AFGHANISTAN: DI BATTISTA "BISOGNA PARLARE CON I TALEBANI"

"Sono anni che sostengo che la guerra in Afghanistan, combattuta per ossequiare gli interessi delle grandi fabbriche di morte nordamericane e per creare un avamposto Usa in un Paese geo-politicamente strategico (l'Afghanistan ha quasi 1.000 km di confine con l'Iran, non e' lontano dal Mar Caspio, dove opera la marina russa, ed e' collegato alla Cina attraverso il Corridoio del Wakhan) fosse una follia e che la storia della democrazia da esportare fosse una fake news. Oggi se ne accorgono orde di ipocriti", si legge nell'articolo di Di Battista. "Ma sono gli stessi ipocriti che, al posto di inchiodare alle loro responsabilita' illustri assassini in doppio petto, parlano dei talebani, i quali godono del sostegno di milioni di afghani. L'ha ricordato pochi giorni fa Dario Fabbri, ottimo analista di Limes. "I talebani hanno un reale consenso nel Paese: nessun regime, neanche il piu' dispotico, puo' esistere senza consenso". E tale consenso non e' legato alle assurde dichiarazioni fatte dai politici occidentali", prosegue.

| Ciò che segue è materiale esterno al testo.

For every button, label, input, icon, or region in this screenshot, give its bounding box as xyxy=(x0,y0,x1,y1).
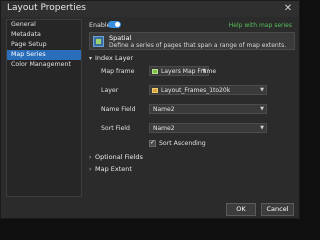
checkmark-icon: ✓ xyxy=(150,139,156,146)
sidebar-item-color-management[interactable]: Color Management xyxy=(7,60,81,70)
title-bar[interactable]: Layout Properties ✕ xyxy=(1,1,299,17)
series-type-name: Spatial xyxy=(109,34,132,42)
layout-properties-dialog: Layout Properties ✕ General Metadata Pag… xyxy=(0,0,300,219)
index-layer-label: Index Layer xyxy=(95,54,134,62)
sort-ascending-checkbox[interactable]: ✓ xyxy=(149,139,156,147)
layer-label: Layer xyxy=(101,87,119,94)
sort-field-label: Sort Field xyxy=(101,125,130,132)
sort-field-dropdown[interactable]: Name2 ▼ xyxy=(149,123,267,133)
map-frame-value: Layers Map Frame xyxy=(161,68,217,75)
map-frame-label: Map frame xyxy=(101,68,135,75)
series-type-description: Define a series of pages that span a ran… xyxy=(109,42,287,49)
chevron-down-icon: ▼ xyxy=(202,68,206,74)
series-type-selector[interactable]: Spatial Define a series of pages that sp… xyxy=(89,32,295,50)
sort-field-value: Name2 xyxy=(153,125,175,132)
sidebar-item-page-setup[interactable]: Page Setup xyxy=(7,40,81,50)
chevron-down-icon: ▼ xyxy=(260,106,264,112)
name-field-dropdown[interactable]: Name2 ▼ xyxy=(149,104,267,114)
index-layer-section-header[interactable]: ▾ Index Layer xyxy=(89,54,133,62)
name-field-value: Name2 xyxy=(153,106,175,113)
enable-toggle[interactable] xyxy=(108,21,121,28)
sidebar-item-metadata[interactable]: Metadata xyxy=(7,30,81,40)
map-extent-section-header[interactable]: › Map Extent xyxy=(89,165,132,173)
ok-button[interactable]: OK xyxy=(226,203,256,216)
sort-ascending-label[interactable]: Sort Ascending xyxy=(159,140,206,147)
sidebar: General Metadata Page Setup Map Series C… xyxy=(6,19,82,197)
layer-dropdown[interactable]: Layout_Frames_1to20k ▼ xyxy=(149,85,267,95)
optional-fields-label: Optional Fields xyxy=(95,153,143,161)
toggle-knob xyxy=(115,22,120,27)
layer-value: Layout_Frames_1to20k xyxy=(161,87,231,94)
close-icon[interactable]: ✕ xyxy=(283,4,293,14)
help-link[interactable]: Help with map series xyxy=(229,22,292,29)
map-series-panel: Enable Help with map series Spatial Defi… xyxy=(85,19,296,197)
optional-fields-section-header[interactable]: › Optional Fields xyxy=(89,153,143,161)
cancel-button[interactable]: Cancel xyxy=(261,203,294,216)
map-extent-label: Map Extent xyxy=(95,165,132,173)
layer-icon xyxy=(152,88,158,93)
dialog-title: Layout Properties xyxy=(7,3,86,13)
sidebar-item-map-series[interactable]: Map Series xyxy=(7,50,81,60)
dialog-footer: OK Cancel xyxy=(1,199,299,218)
chevron-down-icon: ▼ xyxy=(260,87,264,93)
map-frame-dropdown[interactable]: Layers Map Frame ▼ xyxy=(149,66,216,76)
name-field-label: Name Field xyxy=(101,106,136,113)
chevron-down-icon: ▼ xyxy=(260,125,264,131)
map-frame-icon xyxy=(152,69,158,74)
spatial-icon-fill xyxy=(96,39,101,44)
sidebar-item-general[interactable]: General xyxy=(7,20,81,30)
spatial-series-icon xyxy=(93,36,104,47)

"Ai talebani di essere "riconosciuti" importa poco o nulla. Sono i vincitori della guerra in Afghanistan e, piaccia o non piaccia, se si vuole avere un minimo di influenza su una terra strategica o se, banalmente, si vuole dar seguito alle dichiarazioni contrite e mettere in piedi corridoi umanitari per migliaia di profughi, bisogna parlare con loro. Punto - scrive ancora l'ex deputato -. Oltretutto non sarebbe nulla di nuovo. Da anni ormai pezzi grossi dell'intelligence dei Paesi occidentali trattano con i talebani. Ci hanno trattato emissari di capi di Stato, dirigenti dei ministeri degli Esteri, Ong, persino direttori di imprese straniere. Io, sia chiaro, non provo alcuna simpatia per i talebani, ma trovo stomachevole scandalizzarsi per come i talebani trattano le donne e fare affari con i sauditi o considerare un "principe del rinascimento" Mohammad bin Salman, colui che ha ordinato l'assassinio e il conseguente smembramento del giornalista Khashoggi. Chi e' davvero interessato alle condizioni di vita degli afghani, martoriati da una guerra infinita, la cui maggior parte vive con meno di 2 dollari al giorno (i denari americani hanno corrotto l'establishment afghano, non hanno certo aiutato la popolazione), dovra' parlare con i talebani". 

Afghanistan, Draghi punta sul G20 e vuole il dialogo con Xi Jinping

Il premier, Mario Draghi, che nei giorni scorsi ha già avuto importanti colloqui con Angela Merkel, Vladimir Putin ed Emmanuel Macron, venerdì sera ha sentito anche il presidente degli Stati Uniti, Joe Biden, al centro di una bufera nel suo Paese (e non solo) per la gestione del ritiro delle truppe dall'Afghanistan che, per sua stessa ammissione pubblica, "non poteva avvenire senza che si creasse il caos". Si punta sul G20, ma il premier continua ad allargare il suo raggio d'azione diplomatico e punta a coinvolgere anche il presidnete cinese Xi Jinping, con il quale secondo il Corriere della Sera ci sarà una telefonata nei prossimi giorni dopo quella di Luigi Di Maio con il ministro degli Esteri di Pechino Wang Yi.